Among other things, when FDR came into office he immediately declared a "bank holiday" and — oh yes — seized everybody's gold. By taking the United States off the gold standard, he gave the Fed the green light to deliver a quick burst of monetary inflation followed by a more general expansion:
Of course, there are plenty of macroeconomists who think that FDR's new policies really did fix the economy, and that it was only Fed tightness (combined with FDR's misguided attempts at budget austerity) that led to a relapse in 1937.

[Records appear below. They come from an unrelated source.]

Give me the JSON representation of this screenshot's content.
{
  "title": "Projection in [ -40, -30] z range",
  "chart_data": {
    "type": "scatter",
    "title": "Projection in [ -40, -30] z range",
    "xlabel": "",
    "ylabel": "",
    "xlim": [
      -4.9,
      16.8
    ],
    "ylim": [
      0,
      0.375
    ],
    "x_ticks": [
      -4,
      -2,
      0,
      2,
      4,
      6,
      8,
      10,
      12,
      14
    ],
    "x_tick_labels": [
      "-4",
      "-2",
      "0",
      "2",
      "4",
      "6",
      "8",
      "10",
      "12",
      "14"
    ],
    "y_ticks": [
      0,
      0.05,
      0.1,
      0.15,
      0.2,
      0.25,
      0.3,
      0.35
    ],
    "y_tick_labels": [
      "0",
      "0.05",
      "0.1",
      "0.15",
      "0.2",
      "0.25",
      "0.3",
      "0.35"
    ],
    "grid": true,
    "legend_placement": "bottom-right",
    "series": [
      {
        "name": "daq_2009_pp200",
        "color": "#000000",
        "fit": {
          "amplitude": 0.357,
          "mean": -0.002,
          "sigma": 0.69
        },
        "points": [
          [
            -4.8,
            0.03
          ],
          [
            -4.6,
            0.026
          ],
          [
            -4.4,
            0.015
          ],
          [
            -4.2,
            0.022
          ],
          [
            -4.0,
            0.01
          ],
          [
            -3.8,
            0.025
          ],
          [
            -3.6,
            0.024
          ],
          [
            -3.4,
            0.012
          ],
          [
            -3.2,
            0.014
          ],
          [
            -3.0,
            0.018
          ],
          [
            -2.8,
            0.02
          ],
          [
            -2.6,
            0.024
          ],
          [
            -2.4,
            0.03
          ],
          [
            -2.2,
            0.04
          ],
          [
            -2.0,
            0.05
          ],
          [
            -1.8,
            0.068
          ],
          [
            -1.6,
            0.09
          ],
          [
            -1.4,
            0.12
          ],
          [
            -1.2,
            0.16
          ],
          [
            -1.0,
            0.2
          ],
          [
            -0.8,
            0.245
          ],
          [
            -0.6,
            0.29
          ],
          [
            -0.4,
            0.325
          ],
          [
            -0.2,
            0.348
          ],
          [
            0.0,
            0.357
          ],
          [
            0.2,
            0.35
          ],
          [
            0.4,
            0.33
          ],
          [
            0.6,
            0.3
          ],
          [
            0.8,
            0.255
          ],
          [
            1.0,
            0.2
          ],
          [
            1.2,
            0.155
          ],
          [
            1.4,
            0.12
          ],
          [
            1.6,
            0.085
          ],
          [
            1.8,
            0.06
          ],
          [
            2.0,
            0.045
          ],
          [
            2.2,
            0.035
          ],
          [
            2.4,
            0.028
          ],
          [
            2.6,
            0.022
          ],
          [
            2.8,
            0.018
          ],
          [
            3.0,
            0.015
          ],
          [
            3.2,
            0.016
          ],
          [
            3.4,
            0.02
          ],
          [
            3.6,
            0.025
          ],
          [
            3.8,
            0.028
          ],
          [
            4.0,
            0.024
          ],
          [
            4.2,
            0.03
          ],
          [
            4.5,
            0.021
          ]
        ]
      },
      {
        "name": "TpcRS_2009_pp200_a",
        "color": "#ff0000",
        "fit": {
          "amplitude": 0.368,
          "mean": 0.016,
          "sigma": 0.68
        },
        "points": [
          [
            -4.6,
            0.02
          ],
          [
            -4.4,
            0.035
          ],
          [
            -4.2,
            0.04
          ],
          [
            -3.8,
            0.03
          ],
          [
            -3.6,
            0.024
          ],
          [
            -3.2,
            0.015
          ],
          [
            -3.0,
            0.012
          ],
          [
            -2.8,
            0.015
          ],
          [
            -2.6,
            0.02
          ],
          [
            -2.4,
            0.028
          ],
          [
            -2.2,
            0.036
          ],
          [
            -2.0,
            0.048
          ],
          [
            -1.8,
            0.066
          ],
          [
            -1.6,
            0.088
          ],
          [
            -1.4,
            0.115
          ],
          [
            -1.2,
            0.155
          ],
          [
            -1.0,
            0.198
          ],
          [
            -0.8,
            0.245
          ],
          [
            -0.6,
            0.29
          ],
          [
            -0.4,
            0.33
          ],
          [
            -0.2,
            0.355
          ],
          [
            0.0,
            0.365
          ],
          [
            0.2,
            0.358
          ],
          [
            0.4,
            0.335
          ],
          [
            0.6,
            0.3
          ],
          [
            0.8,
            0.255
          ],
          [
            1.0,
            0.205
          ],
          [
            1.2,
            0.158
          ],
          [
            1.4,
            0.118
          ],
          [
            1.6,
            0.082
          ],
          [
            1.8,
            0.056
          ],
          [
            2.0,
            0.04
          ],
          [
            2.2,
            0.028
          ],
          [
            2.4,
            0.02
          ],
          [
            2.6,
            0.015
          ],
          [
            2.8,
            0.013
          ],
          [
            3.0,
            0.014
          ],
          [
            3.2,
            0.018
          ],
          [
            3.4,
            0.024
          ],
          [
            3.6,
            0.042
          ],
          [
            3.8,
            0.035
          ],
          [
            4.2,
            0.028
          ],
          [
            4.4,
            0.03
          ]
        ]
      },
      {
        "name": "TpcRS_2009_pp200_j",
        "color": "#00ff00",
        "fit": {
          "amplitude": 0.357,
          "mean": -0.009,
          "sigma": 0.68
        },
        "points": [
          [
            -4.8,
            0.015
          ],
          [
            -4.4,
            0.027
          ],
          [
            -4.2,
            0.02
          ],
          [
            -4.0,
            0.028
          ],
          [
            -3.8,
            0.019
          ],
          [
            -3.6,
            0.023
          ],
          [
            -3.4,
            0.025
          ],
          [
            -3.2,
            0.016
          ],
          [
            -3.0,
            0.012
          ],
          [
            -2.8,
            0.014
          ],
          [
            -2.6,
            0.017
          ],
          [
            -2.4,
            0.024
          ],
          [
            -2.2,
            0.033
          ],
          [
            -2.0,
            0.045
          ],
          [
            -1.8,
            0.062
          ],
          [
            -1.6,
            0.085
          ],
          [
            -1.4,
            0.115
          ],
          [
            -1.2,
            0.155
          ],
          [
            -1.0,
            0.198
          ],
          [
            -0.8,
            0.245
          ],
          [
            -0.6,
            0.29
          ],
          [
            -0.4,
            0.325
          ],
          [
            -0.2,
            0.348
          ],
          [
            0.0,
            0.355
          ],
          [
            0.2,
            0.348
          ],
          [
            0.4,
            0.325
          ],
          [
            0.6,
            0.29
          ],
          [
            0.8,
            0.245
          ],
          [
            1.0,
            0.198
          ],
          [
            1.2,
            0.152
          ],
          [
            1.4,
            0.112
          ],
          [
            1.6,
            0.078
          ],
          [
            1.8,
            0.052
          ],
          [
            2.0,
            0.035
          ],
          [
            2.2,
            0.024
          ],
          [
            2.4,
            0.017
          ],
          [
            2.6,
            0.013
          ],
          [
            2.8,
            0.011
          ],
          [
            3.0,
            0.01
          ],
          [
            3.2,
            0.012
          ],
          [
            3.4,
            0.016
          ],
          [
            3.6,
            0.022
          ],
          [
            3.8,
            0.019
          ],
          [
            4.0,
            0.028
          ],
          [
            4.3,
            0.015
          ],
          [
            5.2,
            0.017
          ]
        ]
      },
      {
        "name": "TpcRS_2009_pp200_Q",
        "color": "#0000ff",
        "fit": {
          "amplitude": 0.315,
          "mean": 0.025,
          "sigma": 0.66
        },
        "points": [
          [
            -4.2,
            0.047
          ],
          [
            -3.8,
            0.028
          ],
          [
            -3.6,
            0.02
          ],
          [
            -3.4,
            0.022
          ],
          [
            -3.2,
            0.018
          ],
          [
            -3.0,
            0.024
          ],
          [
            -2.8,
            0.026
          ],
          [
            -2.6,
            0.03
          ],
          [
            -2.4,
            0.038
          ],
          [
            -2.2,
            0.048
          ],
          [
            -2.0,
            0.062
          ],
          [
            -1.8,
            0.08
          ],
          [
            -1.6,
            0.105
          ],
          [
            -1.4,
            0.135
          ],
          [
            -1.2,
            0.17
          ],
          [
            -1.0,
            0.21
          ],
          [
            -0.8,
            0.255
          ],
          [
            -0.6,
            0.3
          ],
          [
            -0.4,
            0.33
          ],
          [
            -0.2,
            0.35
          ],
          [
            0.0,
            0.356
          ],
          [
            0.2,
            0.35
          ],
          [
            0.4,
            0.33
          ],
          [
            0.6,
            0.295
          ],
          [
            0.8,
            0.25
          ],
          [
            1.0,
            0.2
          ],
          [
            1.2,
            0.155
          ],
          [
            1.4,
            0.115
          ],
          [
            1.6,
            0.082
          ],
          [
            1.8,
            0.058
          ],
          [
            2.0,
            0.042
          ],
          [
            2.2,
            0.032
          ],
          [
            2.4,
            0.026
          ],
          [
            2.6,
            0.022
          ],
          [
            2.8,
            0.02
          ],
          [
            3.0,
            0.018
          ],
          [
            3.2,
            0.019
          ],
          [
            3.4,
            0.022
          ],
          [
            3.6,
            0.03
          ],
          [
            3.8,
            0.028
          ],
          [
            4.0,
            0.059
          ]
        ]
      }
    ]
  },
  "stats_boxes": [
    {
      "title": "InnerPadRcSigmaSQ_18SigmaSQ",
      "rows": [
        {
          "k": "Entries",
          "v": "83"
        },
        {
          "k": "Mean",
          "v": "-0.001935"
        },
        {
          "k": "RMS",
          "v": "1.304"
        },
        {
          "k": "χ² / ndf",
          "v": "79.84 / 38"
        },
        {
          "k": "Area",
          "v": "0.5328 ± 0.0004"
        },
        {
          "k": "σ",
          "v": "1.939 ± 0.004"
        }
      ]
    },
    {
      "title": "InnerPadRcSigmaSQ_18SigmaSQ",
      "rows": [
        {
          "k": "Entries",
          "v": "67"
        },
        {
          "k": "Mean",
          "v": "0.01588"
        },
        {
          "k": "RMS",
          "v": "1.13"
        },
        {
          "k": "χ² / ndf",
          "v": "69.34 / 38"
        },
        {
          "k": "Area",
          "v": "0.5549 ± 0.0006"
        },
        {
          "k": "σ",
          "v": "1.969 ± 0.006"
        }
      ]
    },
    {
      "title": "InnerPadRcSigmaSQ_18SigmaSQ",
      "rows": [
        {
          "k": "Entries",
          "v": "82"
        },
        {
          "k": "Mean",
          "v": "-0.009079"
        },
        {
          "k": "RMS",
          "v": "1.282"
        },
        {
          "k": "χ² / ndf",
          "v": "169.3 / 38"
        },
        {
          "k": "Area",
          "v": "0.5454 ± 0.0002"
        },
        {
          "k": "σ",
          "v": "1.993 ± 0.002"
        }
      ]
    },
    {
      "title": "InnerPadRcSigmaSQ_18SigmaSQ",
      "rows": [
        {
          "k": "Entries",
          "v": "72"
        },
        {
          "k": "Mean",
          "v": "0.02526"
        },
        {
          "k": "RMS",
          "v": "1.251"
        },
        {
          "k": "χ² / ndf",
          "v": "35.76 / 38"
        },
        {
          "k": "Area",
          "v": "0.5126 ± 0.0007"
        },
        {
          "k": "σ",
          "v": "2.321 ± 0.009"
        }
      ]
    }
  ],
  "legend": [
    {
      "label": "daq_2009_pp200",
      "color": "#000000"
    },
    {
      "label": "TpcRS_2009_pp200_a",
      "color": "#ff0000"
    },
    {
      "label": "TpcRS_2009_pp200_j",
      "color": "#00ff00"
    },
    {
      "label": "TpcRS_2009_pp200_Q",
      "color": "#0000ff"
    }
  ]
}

I have dealt with such empirical claims here. In the present article, I just want to point out that the NBER's techniques implicitly justify big government. For example, suppose the Austrians are right, and that the Fed's massive interventions — coupled with the federal government's absurd "stimulus" programs and other power grabs — at best will postpone the economic correction, and in fact they will make the crash that much worse.
Well, according to the way the NBER works, nobody would ever know this. Instead, "history" will record that Bernanke and Obama did indeed manage to end the awful Great Recession — specifically, in June of 2009 — but then something else came along and inexplicably wrecked things. Maybe Christine O'Donnell.
The NBER's delayed calls on the start and end of business cycles are fodder for late-night comedians. The average American knew full well the economy was in trouble well before the NBER announced it, and the average American knows full well that our economy is still in serious trouble.
Worse yet, the NBER's approach justifies massive central-bank and government interventions into the economy. The "scientific" approach to macroeconomics will never yield positive results unless the diagnostic technique takes some lessons from Austrian economics.